English POS Tags: [('artificial', 'ADJ'), ('intelligence', 'NOUN'), ('future', 'ADJ'), ('artificial', 'ADJ'), ('intelligence', 'NOUN'), ('improves', 'VERB'), ('human', 'ADJ'), ('life', 'NOUN'), ('future', 'ADJ'), ('artificial', 'ADJ'), ('intelligence', 'NOUN'), ('bright', 'ADJ')]
Arabic POS Tags: [('الذكاء', 'noun'), ('الاصطناعي', 'adj'), ('المستقبل', 'noun'), ('الذكاء', 'noun'), ('الاصطناعي', 'adj'), ('يعزز', 'verb'), ('حياة', 'verb'), ('الانسان', 'noun'), ('المستقبل', 'noun'), ('الذكاء', 'noun')]


#**Step 2: Analysis and Interpretation**

After applying the preprocessing steps, the text undergoes significant transformations that improve its quality and readiness for further analysis or modeling. Here's a breakdown of how each step contributes to this improvement:

### **1. Tokenization**
- **Changes in Text**: The input text is divided into smaller units, typically words or sentences.

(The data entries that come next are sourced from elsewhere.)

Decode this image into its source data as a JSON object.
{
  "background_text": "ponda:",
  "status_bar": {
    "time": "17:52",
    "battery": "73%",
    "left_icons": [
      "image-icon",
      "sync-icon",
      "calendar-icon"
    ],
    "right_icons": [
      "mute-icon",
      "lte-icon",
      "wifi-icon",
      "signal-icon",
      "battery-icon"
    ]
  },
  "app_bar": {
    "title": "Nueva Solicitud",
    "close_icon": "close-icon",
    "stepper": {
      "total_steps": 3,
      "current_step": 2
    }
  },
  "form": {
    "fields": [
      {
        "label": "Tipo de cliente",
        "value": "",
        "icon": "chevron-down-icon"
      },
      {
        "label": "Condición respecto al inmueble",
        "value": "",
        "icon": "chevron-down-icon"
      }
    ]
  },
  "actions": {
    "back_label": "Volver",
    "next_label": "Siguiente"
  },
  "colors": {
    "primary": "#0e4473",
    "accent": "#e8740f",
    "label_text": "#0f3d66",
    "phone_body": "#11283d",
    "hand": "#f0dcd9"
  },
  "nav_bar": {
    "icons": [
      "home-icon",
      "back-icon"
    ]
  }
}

For example:  
  - **English**: `"The weather is lovely today, isn't it?"` → `['The', 'weather', 'is', 'lovely', 'today', ',', "isn't", 'it', '?']`  
  - **Arabic**: `"الطقس جميل اليوم، أليس كذلك؟"` → `['الطقس', 'جميل', 'اليوم', '،', 'أليس', 'كذلك', '؟']`
- **Benefits**:
  - Converts the text into manageable pieces for analysis.
  - Essential for downstream tasks like stopword removal, tagging, and feature extraction.

---

### **2. Stopword Removal**
- **Changes in Text**: Common, non-informative words are removed.  
  - **English**: `['The', 'weather', 'is', 'lovely', 'today']` → `['weather', 'lovely', 'today']`  
  - **Arabic**: `['الطقس', 'جميل', 'اليوم']` → `['جميل', 'اليوم']`
- **Benefits**:
  - Reduces text dimensionality by eliminating filler words.
  - Helps focus on content-rich words that carry meaningful information.

---

### **3. Noise Removal**
- **Changes in Text**: Symbols, numbers, and unnecessary punctuation are stripped away.  
  - **English**: `['weather', 'lovely', 'today', ',']` → `['weather', 'lovely', 'today']`  
  - **Arabic**: `['جميل', 'اليوم', '؟']` → `['جميل', 'اليوم']`
- **Benefits**:
  - Cleans up irrelevant elements that could interfere with analysis.
  - Makes the text more uniform and interpretable.

---

### **4. Normalization**
- **Changes in Text**: Text is standardized:  
  - **English**: Converts all characters to lowercase for uniformity.  
    Example: `['Lovely', 'Today']` → `['lovely', 'today']`  
  - **Arabic**: Standardizes letter forms (e.g., "أ" → "ا") and removes extra spaces.  
    Example: `['أليس', 'كذلك']` → `['اليس', 'كذلك']`
- **Benefits**:
  - Ensures consistency in the data.
  - Reduces variability caused by different cases or spelling differences, especially in Arabic.

---

### **5. POS Tagging**
- **Changes in Text**: Adds grammatical labels to each token:  
  - **English**: `['weather', 'lovely', 'today']` → `[('weather', 'NOUN'), ('lovely', 'ADJ'), ('today', 'NOUN')]`  
  - **Arabic**: `['جميل', 'اليوم']` → `[('جميل', 'ADJ'), ('اليوم', 'NOUN')]`
- **Benefits**:
  - Provides grammatical context, enabling tasks like dependency parsing and syntactic analysis.
  - Helps differentiate between word meanings (e.g., "play" as a noun vs. verb).

---

### **Summary of Benefits**
The preprocessing steps collectively enhance the text by:
- **Simplifying the structure**: Tokenization and stopword removal reduce complexity and highlight relevant content.
- **Cleaning and standardizing**: Noise removal and normalization produce cleaner, uniform text.
- **Providing linguistic insights**: POS tagging adds syntactic and semantic value, which is essential for feature engineering in NLP tasks.

This processed text is now more suitable for tasks like text classification, sentiment analysis, or predictive modeling, as irrelevant details are minimized and the focus is shifted to meaningful patterns.